BDBV Technologies plans to initiate a global phase III trial with Viaskin Peanut for the treatment of peanut allergic children 4 to 11 years of age in the fourth quarter of 2015. Additional development plans for Viaskin Peanut in younger and older patients will be discussed with the FDA in the second half of 2015.

The anticipated phase III trial, Peanut EPIT Efficacy and Safety Study (PEPITES) is expected to begin in the fourth quarter of 2015 following the submission of the final clinical trial protocol and updated chemistry, manufacturing and controls information, and review by the FDA, as well as review and approval of Clinical Trial Applications in the other countries where the trial is expected to be conducted.

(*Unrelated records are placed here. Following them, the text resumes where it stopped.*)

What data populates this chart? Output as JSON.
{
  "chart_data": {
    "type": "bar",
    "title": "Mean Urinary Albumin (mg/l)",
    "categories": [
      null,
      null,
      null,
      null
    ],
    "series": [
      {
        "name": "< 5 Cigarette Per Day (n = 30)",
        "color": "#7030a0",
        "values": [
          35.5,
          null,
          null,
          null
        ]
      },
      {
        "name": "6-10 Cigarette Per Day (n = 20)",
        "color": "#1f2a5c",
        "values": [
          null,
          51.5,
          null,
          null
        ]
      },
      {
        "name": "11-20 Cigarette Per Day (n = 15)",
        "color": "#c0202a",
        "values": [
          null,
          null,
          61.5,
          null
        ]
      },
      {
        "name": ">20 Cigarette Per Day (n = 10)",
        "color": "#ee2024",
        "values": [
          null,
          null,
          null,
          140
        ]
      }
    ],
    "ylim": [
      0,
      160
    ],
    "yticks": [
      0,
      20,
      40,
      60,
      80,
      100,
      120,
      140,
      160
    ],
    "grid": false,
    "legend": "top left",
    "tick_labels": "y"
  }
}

In addition to the planned pivotal study, which is essential to support initial European Marketing Authorization Application (MAA) and initial U.S. Biologics License Application (BLA) filings, DBV also intends to conduct additional separate clinical trials in younger and older patients. DBV expects that further regulatory consultation will help to optimize the clinical development plan for assessing safety and efficacy of Viaskin Peanut in these patient populations.

PEPITES is planned as a randomized, double-blind, placebo-controlled pivotal phase III trial designed to assess the efficacy and safety of Viaskin Peanut 250μg in approximately 260 pediatric patients from 35 sites in North America (U.S. and Canada), Australia and Europe (Ireland and Germany). Patients will be randomized 2:1 to receive either Viaskin Peanut 250μg or placebo for 12 months. This planned phase III trial is designed to confirm with appropriate statistical considerations in children aged 4 to 11, Viaskin Peanut’s treatment effect that was shown during the phase IIb VIPES trial, while providing sufficient safety data to support initial registration fillings in this patient population.

During the trial, patients will be assessed using a double-blind, placebo controlled food challenge (DBPCFC). The primary endpoint for PEPITES is expected to be based on a more stringent treatment responder definition as compared to the criteria used in VIPES. The refined endpoint could potentially increase the clinical relevance by better defining the magnitude of the treatment effect. The FDA and EMA agreed to a combined primary endpoint based on a responder analysis after 12 months of treatment with Viaskin Peanut 250µg. For patients with a baseline peanut protein eliciting dose (ED) equal to or less than 10mg, a responder will be defined as a patient with a peanut protein ED equal to or greater than 300mg of peanut protein after 12 months of treatment. For subjects with a baseline ED greater than 10mg, a responder will be defined as a patient with a peanut protein eliciting dose equal to or greater than 1,000mg of peanut protein after 12 months of treatment.